Let me give two examples of my distant works as content, one is the children’s museum in Denver and the other is the United Nations Park in New York. If these works show some similarities, this is mostly the reflexes of the artist. I would like to say briefly that I look at each new project as a chance to try something different and I try to use this chance as smartly as possible.

Is there a contextual relation with the library function of the building whose installation you are editing? What is it?

El Paso (The Pass) means pass. A cross between hills and mountains caused by erosion caused by Rio Grande River. In today’s world, a border crossing is now between the United States and Mexico due to the borders. I was intrigued by the name of this city, which metaphorically points to a connection both in a tectonic and diplomatic and cultural sense, like a tunnel. In this context, I can say that the library, whose function is to establish a communication between local and universal, is a transition area and using fiber optic cables whose task is to transfer data at the speed of light has formed the base of the “Voids”.

What kind of dialogue took place between the volume of the existing architectural space and the voids you created? What is the conceptual basis of the work?

This commission came directly to me. It is not a business that has come through a convention or a project. They have seen the work I have done before, they said we want to work with you in this project and we started. By this way, of course, the tip was open. When I was involved in the project, the space was still in a plan.

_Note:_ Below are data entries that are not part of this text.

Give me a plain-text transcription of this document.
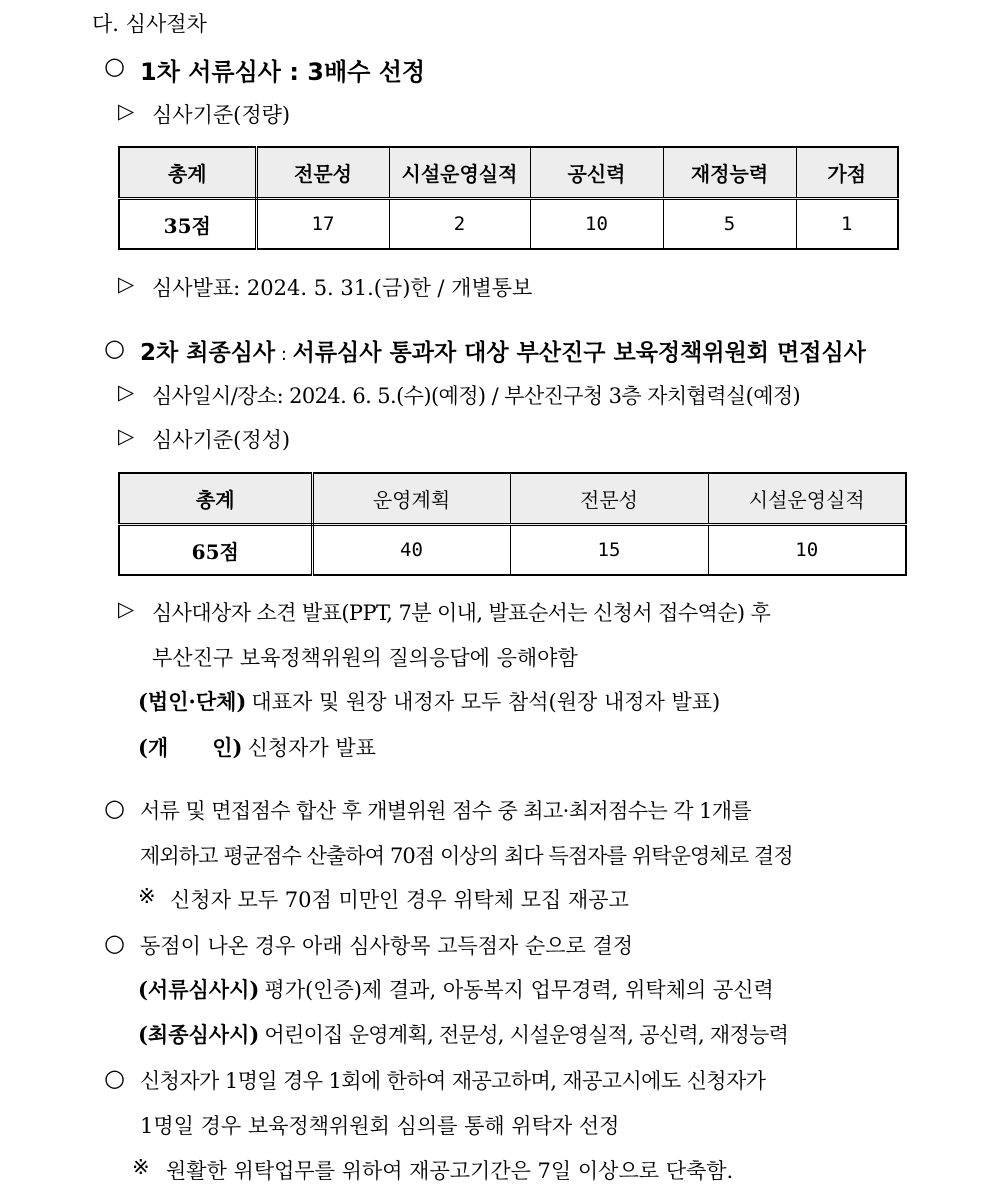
다. 심사절차
○ 1차 서류심사 : 3배수 선정
▷ 심사기준(정량)
총계	전문성	시설운영실적	공신력	재정능력	가점
35점	17	2	10	5	1
▷ 심사발표: 2024. 5. 31.(금)한 / 개별통보
○ 2차 최종심사 : 서류심사 통과자 대상 부산진구 보육정책위원회 면접심사
▷ 심사일시/장소: 2024. 6. 5.(수)(예정) / 부산진구청 3층 자치협력실(예정)
▷ 심사기준(정성)
총계	운영계획	전문성	시설운영실적
65점	40	15	10
▷ 심사대상자 소견 발표(PPT, 7분 이내, 발표순서는 신청서 접수역순) 후
부산진구 보육정책위원의 질의응답에 응해야함
(법인·단체) 대표자 및 원장 내정자 모두 참석(원장 내정자 발표)
(개 인) 신청자가 발표
○ 서류 및 면접점수 합산 후 개별위원 점수 중 최고·최저점수는 각 1개를
제외하고 평균점수 산출하여 70점 이상의 최다 득점자를 위탁운영체로 결정
※ 신청자 모두 70점 미만인 경우 위탁체 모집 재공고
○ 동점이 나온 경우 아래 심사항목 고득점자 순으로 결정
(서류심사시) 평가(인증)제 결과, 아동복지 업무경력, 위탁체의 공신력
(최종심사시) 어린이집 운영계획, 전문성, 시설운영실적, 공신력, 재정능력
○ 신청자가 1명일 경우 1회에 한하여 재공고하며, 재공고시에도 신청자가
1명일 경우 보육정책위원회 심의를 통해 위탁자 선정
※ 원활한 위탁업무를 위하여 재공고기간은 7일 이상으로 단축함.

Since I work in a digital environment, it is very easy to integrate into this type of architectural plans. If you think about it, the building was not physically present, but it was there for information. The point that I was considering for this project was the transition between this dilemma. Interestingly, the building consisted of two wings, the library and the cultural center, and an atrium connecting these two wings. I said I wanted to do a job in this atrium. They didn’t really like this idea, because they wanted a more monumental job in front of the building. I was arguing that the atrium is ideal as it is completely sheltered and facing the front and back of the building, as it is completely glass facade. Finally, I convinced them of this idea and we started to make the “Voids”.

As I mentioned, this is an area that is between the two buildings and has an atrium with ten and a rear facade of glass. Due to its high ceiling, a form suspended from the ceiling was an approach that the area naturally suggested. The relationship between the tectonic and digital forms that I was talking about allowed a perspective where we can look up and down. If you look at this region in the south west of America, you will see that the erosions that form the canyons leave natural forms with horizontal lines behind them. These are similar to the height lines we use in cartography in time. “Voids” is a job created using this information and of course built by me.